IAPP = Immunoadsorption plasmapheresis.

An increased titer of the IgG anti-GQ1b antibody was revealed in 6 patients. High sensitivity of anti-GQ1b antibodies has been confirmed in FS [7, 8], while an increased titer of IgG anti-GQ1b has been reported in BBE, GBS, and acute ophthalmoparesis [9]. It has been proposed that these diseases fall under the category of anti-GQ1b IgG antibody syndromes [9]. Among the symptoms of these diseases, ophthalmoplegia and ataxia have been shown to be closely correlated with the IgG anti-GQ1b antibody [9, 10]. Internal ophthalmoplegia with increased anti-GQ1b IgG antibody titers has been reportedly observed in 7% of patients with acute ophthalmoparesis, 37% of patients with FS, and 42% of patients with BBE [9]. Internal ophthalmoplegia has also been observed in a few patients with GBS, especially in the severe cases [11]. These findings suggest that isolated internal ophthalmoplegia may be a variant of anti-GQ1b IgG antibody syndrome. Abundant anti-GQ1b antibodies exist in the paranodal regions of the extraocular cranial nerves [10], and internal ophthalmoplegia has been speculated to be caused by ciliary ganglionic involvement [1]. It remains elusive whether isolated internal ophthalmoplegia occurs in association with negative IgG anti-GQ1b antibody. The different deep tendon reflex responses observed in the 7 patients suggest that internal ophthalmoplegia associated with hyporeflexia or areflexia is more like FS, while internal ophthalmoplegia associated with hyperreflexia is more like BBE.

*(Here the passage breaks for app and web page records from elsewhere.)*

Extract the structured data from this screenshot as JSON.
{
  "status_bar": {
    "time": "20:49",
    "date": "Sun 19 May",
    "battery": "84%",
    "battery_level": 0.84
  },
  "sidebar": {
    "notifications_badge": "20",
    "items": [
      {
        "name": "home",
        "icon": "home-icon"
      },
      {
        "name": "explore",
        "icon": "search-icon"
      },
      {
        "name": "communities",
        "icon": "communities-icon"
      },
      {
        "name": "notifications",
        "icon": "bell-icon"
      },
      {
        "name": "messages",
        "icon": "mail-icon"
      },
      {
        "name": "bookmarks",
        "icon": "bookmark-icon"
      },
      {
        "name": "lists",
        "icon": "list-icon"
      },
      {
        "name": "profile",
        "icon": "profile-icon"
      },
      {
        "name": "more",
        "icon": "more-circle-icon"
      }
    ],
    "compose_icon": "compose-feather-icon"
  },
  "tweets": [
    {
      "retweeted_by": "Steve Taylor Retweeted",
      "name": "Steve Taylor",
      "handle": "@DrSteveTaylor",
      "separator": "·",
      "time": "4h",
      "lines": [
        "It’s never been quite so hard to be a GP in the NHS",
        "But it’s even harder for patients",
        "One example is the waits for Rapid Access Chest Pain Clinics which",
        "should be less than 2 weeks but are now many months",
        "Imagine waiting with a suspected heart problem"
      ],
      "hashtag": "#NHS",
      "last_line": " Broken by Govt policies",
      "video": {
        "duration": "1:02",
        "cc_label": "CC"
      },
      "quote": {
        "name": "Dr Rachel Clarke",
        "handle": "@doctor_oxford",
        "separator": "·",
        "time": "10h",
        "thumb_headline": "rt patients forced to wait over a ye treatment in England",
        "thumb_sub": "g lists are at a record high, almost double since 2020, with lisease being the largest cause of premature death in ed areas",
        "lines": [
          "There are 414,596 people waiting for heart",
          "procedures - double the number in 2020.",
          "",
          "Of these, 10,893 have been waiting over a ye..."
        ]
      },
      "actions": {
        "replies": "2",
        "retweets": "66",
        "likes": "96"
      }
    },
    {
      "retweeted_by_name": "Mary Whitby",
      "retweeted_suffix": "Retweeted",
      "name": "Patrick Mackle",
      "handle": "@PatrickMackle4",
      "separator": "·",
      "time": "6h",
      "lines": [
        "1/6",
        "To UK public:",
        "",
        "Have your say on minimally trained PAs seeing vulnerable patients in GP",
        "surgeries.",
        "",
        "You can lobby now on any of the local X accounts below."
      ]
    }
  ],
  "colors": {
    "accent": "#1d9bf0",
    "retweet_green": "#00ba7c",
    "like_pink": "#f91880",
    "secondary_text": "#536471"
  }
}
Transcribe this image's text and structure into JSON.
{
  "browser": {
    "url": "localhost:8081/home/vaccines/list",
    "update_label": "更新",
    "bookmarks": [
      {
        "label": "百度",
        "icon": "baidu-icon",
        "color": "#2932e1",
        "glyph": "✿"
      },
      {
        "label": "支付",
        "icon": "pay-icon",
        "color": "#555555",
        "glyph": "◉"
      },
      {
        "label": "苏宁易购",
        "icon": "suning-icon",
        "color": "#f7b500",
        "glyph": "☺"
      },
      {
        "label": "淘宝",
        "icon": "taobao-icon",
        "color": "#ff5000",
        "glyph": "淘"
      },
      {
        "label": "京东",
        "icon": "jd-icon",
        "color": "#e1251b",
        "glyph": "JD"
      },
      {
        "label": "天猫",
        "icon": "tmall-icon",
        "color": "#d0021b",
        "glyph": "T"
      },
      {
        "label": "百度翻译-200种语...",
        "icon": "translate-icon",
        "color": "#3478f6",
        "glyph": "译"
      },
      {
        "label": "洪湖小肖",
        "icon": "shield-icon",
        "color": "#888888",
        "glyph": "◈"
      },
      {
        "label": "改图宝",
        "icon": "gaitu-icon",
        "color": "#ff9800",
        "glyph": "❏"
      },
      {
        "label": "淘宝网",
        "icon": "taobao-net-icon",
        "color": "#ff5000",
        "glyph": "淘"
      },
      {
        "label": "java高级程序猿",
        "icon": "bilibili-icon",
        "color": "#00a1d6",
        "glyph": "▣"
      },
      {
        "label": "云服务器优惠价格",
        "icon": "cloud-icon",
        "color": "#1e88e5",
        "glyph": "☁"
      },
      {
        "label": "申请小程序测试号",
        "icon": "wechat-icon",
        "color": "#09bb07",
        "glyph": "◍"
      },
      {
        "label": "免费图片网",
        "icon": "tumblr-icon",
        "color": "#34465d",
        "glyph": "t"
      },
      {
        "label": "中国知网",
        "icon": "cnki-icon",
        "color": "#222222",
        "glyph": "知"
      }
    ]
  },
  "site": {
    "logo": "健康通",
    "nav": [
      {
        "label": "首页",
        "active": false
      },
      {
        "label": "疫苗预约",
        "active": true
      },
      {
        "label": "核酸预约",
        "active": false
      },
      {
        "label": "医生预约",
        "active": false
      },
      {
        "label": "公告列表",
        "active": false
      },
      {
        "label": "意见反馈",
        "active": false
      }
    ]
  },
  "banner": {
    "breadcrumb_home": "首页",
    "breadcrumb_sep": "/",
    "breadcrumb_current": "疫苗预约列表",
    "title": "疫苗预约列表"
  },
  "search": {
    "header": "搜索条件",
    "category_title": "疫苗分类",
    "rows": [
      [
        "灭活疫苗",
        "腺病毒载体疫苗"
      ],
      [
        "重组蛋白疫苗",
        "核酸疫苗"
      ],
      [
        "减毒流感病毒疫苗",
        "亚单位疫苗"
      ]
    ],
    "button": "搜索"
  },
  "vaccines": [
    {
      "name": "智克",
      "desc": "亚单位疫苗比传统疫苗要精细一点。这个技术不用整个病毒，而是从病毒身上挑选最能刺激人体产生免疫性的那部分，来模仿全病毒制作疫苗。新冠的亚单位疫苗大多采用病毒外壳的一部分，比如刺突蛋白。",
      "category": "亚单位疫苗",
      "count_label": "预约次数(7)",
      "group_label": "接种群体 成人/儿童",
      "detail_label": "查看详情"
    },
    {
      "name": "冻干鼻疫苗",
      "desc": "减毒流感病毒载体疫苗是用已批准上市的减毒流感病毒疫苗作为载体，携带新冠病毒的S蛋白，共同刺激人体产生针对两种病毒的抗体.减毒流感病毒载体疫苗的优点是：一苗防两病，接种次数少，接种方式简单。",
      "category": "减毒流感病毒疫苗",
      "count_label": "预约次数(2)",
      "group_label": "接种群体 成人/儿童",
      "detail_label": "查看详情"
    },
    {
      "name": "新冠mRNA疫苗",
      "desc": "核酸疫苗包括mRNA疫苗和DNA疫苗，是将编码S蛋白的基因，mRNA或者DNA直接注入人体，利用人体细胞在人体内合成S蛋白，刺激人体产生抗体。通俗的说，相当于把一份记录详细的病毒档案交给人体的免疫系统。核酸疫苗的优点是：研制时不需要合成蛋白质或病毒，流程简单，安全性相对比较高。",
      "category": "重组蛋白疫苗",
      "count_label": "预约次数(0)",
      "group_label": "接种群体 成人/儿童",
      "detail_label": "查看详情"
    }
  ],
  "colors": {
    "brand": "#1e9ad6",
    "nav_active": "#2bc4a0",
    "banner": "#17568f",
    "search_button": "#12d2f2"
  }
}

The natural course of isolated ophthalmoplegia is benign and self-limited. Four patients who underwent steroid pulse treatment showed recovery after 13 days to 3 months. On the other hand, the 3 patients who underwent no treatment showed recovery in 20 and 22 days and 4 months. This small difference in the recovery periods suggests that steroid therapy is not beneficial, which is also the case in FS, BBE, and GBS. Because internal ophthalmoplegia could lead to severe photophobia and blurred vision for some patients, the efficacy of other immunological strategies, such as plasmapheresis or intravenous immunoglobulin, should be investigated.

Disclosure Statement

The authors have no conflicts of interest to disclose.